Sr. Ilídio



O som ecoava por toda a rua. Marcava a cadência do levantar. Criava uma imagem de Kentucky no canto da boca ao mesmo tempo que a martelada no sapato marcava a sinfonia matinal. Parecia que toda a rua se deixava levar pela musicalidade do momento. Seis da manhã. Outro som se intrometia. Pelo toque do líquido nas latrinas de metal, todos se preparavam para o leite. Ainda hoje oiço o som. Mas era a tosse do Sr. Ilídio que se sobrepunha.

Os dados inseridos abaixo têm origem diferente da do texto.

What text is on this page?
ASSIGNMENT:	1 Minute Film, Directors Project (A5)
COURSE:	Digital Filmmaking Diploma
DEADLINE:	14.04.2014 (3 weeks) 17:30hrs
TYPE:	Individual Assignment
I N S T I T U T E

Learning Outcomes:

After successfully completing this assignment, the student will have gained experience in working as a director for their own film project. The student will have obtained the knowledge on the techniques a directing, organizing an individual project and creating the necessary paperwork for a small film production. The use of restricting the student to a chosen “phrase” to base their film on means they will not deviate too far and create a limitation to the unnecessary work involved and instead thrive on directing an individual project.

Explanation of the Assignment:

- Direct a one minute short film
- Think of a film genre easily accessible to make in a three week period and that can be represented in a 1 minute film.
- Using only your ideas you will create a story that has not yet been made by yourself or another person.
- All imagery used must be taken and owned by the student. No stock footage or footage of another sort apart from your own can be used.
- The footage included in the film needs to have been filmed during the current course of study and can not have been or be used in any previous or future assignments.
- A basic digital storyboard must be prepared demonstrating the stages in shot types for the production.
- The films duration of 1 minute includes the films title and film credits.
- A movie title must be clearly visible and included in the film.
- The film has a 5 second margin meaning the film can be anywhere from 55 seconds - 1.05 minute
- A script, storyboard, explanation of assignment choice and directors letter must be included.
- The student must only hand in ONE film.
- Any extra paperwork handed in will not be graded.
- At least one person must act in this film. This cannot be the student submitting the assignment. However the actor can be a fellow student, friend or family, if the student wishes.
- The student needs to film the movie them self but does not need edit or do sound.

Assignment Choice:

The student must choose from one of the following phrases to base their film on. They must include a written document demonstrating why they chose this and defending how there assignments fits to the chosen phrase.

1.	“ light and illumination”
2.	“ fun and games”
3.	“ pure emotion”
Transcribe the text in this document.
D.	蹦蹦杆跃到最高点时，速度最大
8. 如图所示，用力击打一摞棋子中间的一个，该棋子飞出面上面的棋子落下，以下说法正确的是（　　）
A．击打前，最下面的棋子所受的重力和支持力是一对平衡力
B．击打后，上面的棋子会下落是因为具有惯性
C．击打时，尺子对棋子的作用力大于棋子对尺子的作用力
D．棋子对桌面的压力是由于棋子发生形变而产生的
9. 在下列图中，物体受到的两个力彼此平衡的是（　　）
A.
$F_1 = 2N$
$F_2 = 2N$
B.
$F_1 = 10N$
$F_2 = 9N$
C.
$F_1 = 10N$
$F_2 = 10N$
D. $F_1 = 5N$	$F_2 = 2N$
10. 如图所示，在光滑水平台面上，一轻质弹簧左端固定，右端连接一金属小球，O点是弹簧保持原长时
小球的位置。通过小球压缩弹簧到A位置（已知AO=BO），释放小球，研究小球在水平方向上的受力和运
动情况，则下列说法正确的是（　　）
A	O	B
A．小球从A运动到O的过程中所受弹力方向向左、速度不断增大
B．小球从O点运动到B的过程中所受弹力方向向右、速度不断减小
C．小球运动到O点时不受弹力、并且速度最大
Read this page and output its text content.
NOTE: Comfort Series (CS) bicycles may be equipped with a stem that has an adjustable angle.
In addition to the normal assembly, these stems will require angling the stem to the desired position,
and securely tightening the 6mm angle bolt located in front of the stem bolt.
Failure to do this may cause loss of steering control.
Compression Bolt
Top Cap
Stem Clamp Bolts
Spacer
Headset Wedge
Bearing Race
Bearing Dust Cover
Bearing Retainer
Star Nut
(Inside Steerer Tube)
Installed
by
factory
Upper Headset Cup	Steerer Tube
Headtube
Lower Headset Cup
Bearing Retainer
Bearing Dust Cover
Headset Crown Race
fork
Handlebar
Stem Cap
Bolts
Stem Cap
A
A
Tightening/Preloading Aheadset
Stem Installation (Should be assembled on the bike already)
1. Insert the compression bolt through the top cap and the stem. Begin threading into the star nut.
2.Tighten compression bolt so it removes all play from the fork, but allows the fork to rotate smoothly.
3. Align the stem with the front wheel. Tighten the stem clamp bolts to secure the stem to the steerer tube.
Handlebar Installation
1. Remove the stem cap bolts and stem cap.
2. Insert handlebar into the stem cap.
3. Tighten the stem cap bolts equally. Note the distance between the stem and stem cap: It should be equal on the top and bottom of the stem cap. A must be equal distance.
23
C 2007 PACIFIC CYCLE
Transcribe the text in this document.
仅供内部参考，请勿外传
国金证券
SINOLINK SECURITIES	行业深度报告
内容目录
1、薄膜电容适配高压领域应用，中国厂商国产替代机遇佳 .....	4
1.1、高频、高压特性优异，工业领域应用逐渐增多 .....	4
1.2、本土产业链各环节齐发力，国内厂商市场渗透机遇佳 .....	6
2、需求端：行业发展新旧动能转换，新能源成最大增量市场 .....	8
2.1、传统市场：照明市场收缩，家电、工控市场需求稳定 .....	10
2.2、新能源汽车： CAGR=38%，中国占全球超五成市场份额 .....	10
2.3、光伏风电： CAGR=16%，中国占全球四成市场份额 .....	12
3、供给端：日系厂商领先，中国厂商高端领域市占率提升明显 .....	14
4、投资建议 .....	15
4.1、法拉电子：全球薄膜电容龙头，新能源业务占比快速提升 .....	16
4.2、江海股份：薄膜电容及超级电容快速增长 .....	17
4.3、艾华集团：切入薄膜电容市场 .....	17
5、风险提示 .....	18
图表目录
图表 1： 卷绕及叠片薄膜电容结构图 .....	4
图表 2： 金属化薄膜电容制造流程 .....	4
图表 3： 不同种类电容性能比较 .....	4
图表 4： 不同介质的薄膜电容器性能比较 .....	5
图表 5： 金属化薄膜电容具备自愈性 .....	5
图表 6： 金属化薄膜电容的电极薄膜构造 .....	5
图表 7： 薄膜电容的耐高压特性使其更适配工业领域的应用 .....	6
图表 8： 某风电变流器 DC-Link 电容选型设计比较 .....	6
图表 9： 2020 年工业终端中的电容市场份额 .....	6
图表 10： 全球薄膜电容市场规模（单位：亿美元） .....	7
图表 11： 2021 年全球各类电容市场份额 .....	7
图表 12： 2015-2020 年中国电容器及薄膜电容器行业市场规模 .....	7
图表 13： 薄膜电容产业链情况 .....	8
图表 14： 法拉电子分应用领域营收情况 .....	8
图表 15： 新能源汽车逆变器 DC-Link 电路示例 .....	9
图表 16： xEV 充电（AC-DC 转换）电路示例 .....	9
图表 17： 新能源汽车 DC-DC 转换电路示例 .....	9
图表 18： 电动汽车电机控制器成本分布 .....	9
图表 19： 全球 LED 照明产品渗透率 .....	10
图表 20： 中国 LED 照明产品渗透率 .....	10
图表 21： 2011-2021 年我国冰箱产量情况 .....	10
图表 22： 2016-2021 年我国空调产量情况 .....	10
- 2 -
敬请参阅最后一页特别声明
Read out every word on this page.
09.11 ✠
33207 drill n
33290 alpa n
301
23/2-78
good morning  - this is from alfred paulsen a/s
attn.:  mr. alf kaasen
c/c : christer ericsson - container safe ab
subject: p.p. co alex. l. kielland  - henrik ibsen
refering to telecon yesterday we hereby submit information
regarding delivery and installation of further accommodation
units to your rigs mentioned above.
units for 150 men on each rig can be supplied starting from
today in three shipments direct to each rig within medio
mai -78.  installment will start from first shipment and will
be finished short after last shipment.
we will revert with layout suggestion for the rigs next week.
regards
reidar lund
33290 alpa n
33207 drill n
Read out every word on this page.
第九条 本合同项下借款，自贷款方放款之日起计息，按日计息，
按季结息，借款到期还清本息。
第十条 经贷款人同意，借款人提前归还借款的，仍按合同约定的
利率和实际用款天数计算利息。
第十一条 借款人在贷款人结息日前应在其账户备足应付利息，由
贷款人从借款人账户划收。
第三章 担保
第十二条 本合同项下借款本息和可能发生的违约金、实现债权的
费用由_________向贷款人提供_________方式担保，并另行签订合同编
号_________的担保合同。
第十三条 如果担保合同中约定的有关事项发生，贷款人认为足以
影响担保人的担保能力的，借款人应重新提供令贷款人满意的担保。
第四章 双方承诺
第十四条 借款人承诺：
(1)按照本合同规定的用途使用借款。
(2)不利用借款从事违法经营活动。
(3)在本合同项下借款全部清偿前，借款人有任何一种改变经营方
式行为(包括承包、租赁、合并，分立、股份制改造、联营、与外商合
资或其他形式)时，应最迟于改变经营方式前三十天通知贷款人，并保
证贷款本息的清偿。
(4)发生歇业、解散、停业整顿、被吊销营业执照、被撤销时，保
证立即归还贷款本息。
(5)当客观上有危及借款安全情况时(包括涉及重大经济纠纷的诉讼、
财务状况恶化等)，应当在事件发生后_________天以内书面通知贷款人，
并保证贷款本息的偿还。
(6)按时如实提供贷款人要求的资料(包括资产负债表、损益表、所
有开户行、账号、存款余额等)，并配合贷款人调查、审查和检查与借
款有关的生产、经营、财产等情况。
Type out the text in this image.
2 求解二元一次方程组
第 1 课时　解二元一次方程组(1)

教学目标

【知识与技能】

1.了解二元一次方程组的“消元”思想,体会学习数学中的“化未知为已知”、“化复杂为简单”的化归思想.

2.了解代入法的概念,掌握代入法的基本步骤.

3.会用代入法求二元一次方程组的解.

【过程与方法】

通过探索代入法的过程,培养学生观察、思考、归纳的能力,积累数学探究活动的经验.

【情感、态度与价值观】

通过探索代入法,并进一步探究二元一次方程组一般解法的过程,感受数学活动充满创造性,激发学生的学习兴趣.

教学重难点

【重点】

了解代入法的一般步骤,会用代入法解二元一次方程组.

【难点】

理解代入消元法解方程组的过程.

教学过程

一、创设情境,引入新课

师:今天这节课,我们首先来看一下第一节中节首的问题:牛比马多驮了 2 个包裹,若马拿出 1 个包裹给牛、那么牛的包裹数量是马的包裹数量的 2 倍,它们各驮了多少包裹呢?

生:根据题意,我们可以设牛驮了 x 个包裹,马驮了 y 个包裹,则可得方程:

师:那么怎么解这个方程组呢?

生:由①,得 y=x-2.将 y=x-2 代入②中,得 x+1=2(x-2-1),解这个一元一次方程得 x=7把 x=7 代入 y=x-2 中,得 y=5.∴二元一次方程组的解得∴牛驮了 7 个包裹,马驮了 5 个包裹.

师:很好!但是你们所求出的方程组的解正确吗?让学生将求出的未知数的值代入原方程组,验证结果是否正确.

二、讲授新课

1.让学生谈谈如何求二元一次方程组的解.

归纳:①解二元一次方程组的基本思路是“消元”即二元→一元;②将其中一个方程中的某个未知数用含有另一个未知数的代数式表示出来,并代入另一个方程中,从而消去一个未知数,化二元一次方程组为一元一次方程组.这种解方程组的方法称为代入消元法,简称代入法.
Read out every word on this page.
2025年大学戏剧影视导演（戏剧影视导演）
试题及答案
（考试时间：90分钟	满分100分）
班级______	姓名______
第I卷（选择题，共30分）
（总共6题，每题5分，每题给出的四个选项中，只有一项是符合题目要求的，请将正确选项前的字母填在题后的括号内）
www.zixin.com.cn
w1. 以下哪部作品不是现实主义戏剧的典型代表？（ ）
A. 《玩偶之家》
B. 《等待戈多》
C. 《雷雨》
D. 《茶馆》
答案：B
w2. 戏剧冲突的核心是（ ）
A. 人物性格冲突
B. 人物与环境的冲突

Antigo jogador de futebol, como seria fácil de constatar pelo arqueamento das pernas, Ilídio tinha aquele sorriso que motivava uma graça mas também uma ternura de um tipo que sempre relembramos. Depressa inventou uma locomoção para o triciclo que me movia da Travessa da Rua do Maia até ao Assento. Sempre com o seu Kentucky no canto da boca, empurrava-me com um pau bifurcado na ponta que permitia, simultaneamente, o emprego da força adequada à relação peso-potência e à insinuante deslocação pelo paralelepípedo.
De regresso à sua oficina, Ilídio procedia ao batimento generoso de um sapateiro afamado porque sabia que um sapato depois de ir ao sapateiro renasce na sua dignidade. Melhor, adquire outra dignidade.
O problema existencial residia no engarrafamento.
O engarrafamento do vinho era festivo. As garrafas, predispostas para a ocasião, engalanavam-se para receber o chumbo que as purificava dos resíduos anteriores. Lá estava o pipo e a respectiva bicha. O tal problema residia na iniciática inspiração do conteúdo do pipo para depois introduzir na garrafa para aonde o vinho descia feliz. O meu pai, zeloso pela tarefa desempenhada, cumpria com profissionalismo, facilmente constatável pelas garrafas que ia somando; Sr. Ilídio, desejoso de afogar o sabor do Kentucky, não enchia qualquer garrafa apesar do vinho seguir feliz.
Na ingenuidade de um miúdo, para quem o mundo inteiro era aquele, sentia-me feliz pela presença do Sr. Ilídio. Contudo, sabia uma coisa acerca do Sr. Ilídio: a felicidade e a infelicidade não faziam parte do seu léxico existencial. Era, simplesmente, a vida.